Investment trust tips 2015Selected for us by Andrew McHattie of the eponymous McHattie Group, it paid out a special dividend of 17p in July in addition to regular dividends of 7p. Infrastructure trust INPP looked pedestrian in comparison, but fulfilled its commitment to raise dividends by 2.5 per cent a year.

The only selection to beat 3i Infrastructure over the full 12 months was Mercantile Investment Trust, which was the star of the balanced income category.

Chosen by John Newlands of Brewin Dolphin, it is the giant of the UK mid-cap sector, and has seen a welcome return to form since Guy Anderson joined its management team three years ago.

Mercantile's net asset value (NAV) total return was well ahead of the 14.2 per cent gain in the FTSE mid cap index, which has been one of the most rewarding parts of the UK stock market for the past decade or more.

Neither of the other selections did well, with McHattie's selection of JPMorgan Global Convertible Income proving particularly disappointing despite its managers' claim that rising convertible issuance was providing attractive investment opportunities.

Henderson Global Trust, which John Newlands nominated for growing income, has not performed as strongly as hoped since Wouter Volckaert became manager in February 2014, despite having over half its assets in US companies.

Happily, Troy Income & Growth, selected by Jean Matterson of Rossie House Investment Management, was one of the stronger performers in the UK growth & income sector, pulling well ahead of the both the FTSE All-Share and the FTSE 350 High Yield indices.

Francis Brooke has been lead manager since August 2009 and his cautious approach worked well last year.

Mark Barnett, who has managed Perpetual Income & Growth (PIGIT) since 1999, has also been wary about the investment outlook for some time, but has nonetheless produced consistently above-average capital and income growth, with total dividends up 3.6 per cent in 2015.

PIGIT was nominated for this category by Peter Hewitt of F&C Asset Management.

GROWTH TRUSTS: WINNERS AND LOSERS

Hewitt's selection of Finsbury Growth & Income took the honours in the solid growth category, followed by PIGIT, nominated here by Tim Cockerill of Rowan Dartington.

Nick Train, who manages the former, has achieved exceptionally successful 10-year returns from a concentrated portfolio of 25 long-term holdings.

Monks Investment Trust, which was nominated by Cockerill, was rerated following a welcome change in management in March, while Caledonia Investments, nominated by Matterson, performed in line with the MSCI World index.

The higher risk growth category offered the biggest gains, with Cockerill's selection of Fidelity China Special Situations achieving a 33.9 per cent gain before the midsummer rout in Chinese shares.

Biotech Growth, which was selected by Peter Hewitt, soared 27.4 per cent, before both its NAV and its rating were undermined by fears that biotech shares had become overvalued.

However, its NAV is still usefully ahead over 12 months, and the wider discount arguably presents a buying opportunity.

Strategic Equity Capital, which has a concentrated portfolio of very small growth companies, was 27.9 per cent up at its peak during the year, and 18 per cent ahead at the year end.
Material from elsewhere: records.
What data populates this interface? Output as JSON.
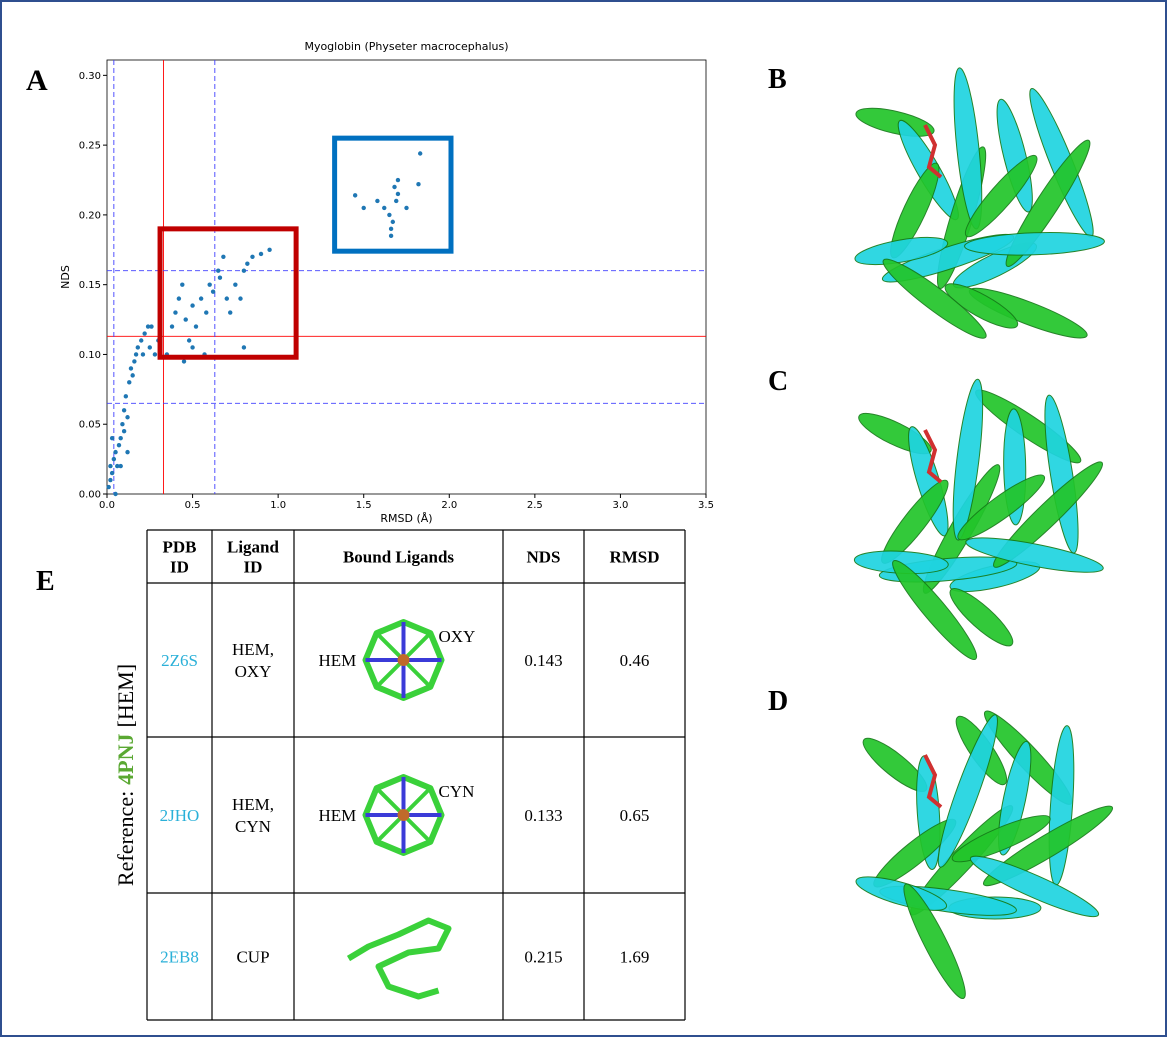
{
  "panels": {
    "a": "A",
    "b": "B",
    "c": "C",
    "d": "D",
    "e": "E"
  },
  "chart_data": {
    "type": "scatter",
    "title": "Myoglobin (Physeter macrocephalus)",
    "x_label": "RMSD (Å)",
    "y_label": "NDS",
    "color": "#1f77b4",
    "xlim": [
      0,
      3.5
    ],
    "ylim": [
      0,
      0.311
    ],
    "xticks": [
      {
        "value": 0,
        "label": "0.0"
      },
      0.5,
      {
        "value": 1,
        "label": "1.0"
      },
      1.5,
      {
        "value": 2,
        "label": "2.0"
      },
      2.5,
      {
        "value": 3,
        "label": "3.0"
      },
      3.5
    ],
    "yticks": [
      {
        "value": 0,
        "label": "0.00"
      },
      0.05,
      {
        "value": 0.1,
        "label": "0.10"
      },
      0.15,
      {
        "value": 0.2,
        "label": "0.20"
      },
      0.25,
      {
        "value": 0.3,
        "label": "0.30"
      }
    ],
    "points": {
      "x": [
        0.01,
        0.02,
        0.02,
        0.03,
        0.04,
        0.05,
        0.06,
        0.07,
        0.08,
        0.09,
        0.1,
        0.1,
        0.11,
        0.12,
        0.13,
        0.14,
        0.15,
        0.16,
        0.17,
        0.18,
        0.2,
        0.21,
        0.22,
        0.24,
        0.25,
        0.26,
        0.28,
        0.3,
        0.05,
        0.08,
        0.12,
        0.03,
        0.35,
        0.38,
        0.4,
        0.42,
        0.44,
        0.46,
        0.48,
        0.5,
        0.52,
        0.55,
        0.58,
        0.6,
        0.62,
        0.65,
        0.66,
        0.68,
        0.7,
        0.72,
        0.75,
        0.78,
        0.8,
        0.82,
        0.85,
        0.9,
        0.95,
        0.8,
        0.45,
        0.5,
        0.57,
        1.45,
        1.5,
        1.58,
        1.62,
        1.65,
        1.66,
        1.67,
        1.68,
        1.7,
        1.7,
        1.75,
        1.82,
        1.83,
        1.66,
        1.69
      ],
      "y": [
        0.005,
        0.01,
        0.02,
        0.015,
        0.025,
        0.03,
        0.02,
        0.035,
        0.04,
        0.05,
        0.045,
        0.06,
        0.07,
        0.055,
        0.08,
        0.09,
        0.085,
        0.095,
        0.1,
        0.105,
        0.11,
        0.1,
        0.115,
        0.12,
        0.105,
        0.12,
        0.1,
        0.11,
        0.0,
        0.02,
        0.03,
        0.04,
        0.1,
        0.12,
        0.13,
        0.14,
        0.15,
        0.125,
        0.11,
        0.135,
        0.12,
        0.14,
        0.13,
        0.15,
        0.145,
        0.16,
        0.155,
        0.17,
        0.14,
        0.13,
        0.15,
        0.14,
        0.16,
        0.165,
        0.17,
        0.172,
        0.175,
        0.105,
        0.095,
        0.105,
        0.1,
        0.214,
        0.205,
        0.21,
        0.205,
        0.2,
        0.19,
        0.195,
        0.22,
        0.215,
        0.225,
        0.205,
        0.222,
        0.244,
        0.185,
        0.21
      ]
    },
    "reference_lines": [
      {
        "axis": "x",
        "value": 0.33,
        "color": "#ff0000",
        "dashed": false
      },
      {
        "axis": "y",
        "value": 0.113,
        "color": "#ff0000",
        "dashed": false
      },
      {
        "axis": "x",
        "value": 0.04,
        "color": "#4040ff",
        "dashed": true
      },
      {
        "axis": "x",
        "value": 0.63,
        "color": "#4040ff",
        "dashed": true
      },
      {
        "axis": "y",
        "value": 0.065,
        "color": "#4040ff",
        "dashed": true
      },
      {
        "axis": "y",
        "value": 0.16,
        "color": "#4040ff",
        "dashed": true
      }
    ],
    "highlight_boxes": [
      {
        "x": [
          0.31,
          1.105
        ],
        "y": [
          0.098,
          0.19
        ],
        "color": "#c00000"
      },
      {
        "x": [
          1.33,
          2.01
        ],
        "y": [
          0.174,
          0.255
        ],
        "color": "#0070c0"
      }
    ]
  },
  "table": {
    "reference": {
      "prefix": "Reference:",
      "pdb": "4PNJ",
      "ligand": "[HEM]"
    },
    "headers": [
      [
        "PDB",
        "ID"
      ],
      [
        "Ligand",
        "ID"
      ],
      [
        "Bound Ligands"
      ],
      [
        "NDS"
      ],
      [
        "RMSD"
      ]
    ],
    "rows": [
      {
        "pdb_id": "2Z6S",
        "ligand_id": [
          "HEM,",
          "OXY"
        ],
        "ligand_labels": [
          "HEM",
          "OXY"
        ],
        "nds": 0.143,
        "rmsd": 0.46
      },
      {
        "pdb_id": "2JHO",
        "ligand_id": [
          "HEM,",
          "CYN"
        ],
        "ligand_labels": [
          "HEM",
          "CYN"
        ],
        "nds": 0.133,
        "rmsd": 0.65
      },
      {
        "pdb_id": "2EB8",
        "ligand_id": [
          "CUP"
        ],
        "ligand_labels": [],
        "nds": 0.215,
        "rmsd": 1.69
      }
    ]
  }
}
This made it the third-best performer overall, and another successful tip for Jean Matterson.

The biggest failure in the higher-risk sector was Artemis Alpha, which suffered another disappointing year. It was nominated by McHattie, who arguably made up for it by making Biotech Growth his speculative growth selection, where it proved much the best performer.

Hansa Trust has not yet responded as Jean Matterson hoped to management changes, Dunedin Enterprise had a disappointingly dull year for Newland, and JPMorgan Russian Securities, nominated by Cockerill, was clobbered by Russia's continuing interference in Ukraine as well as ongoing weakness in commodity prices.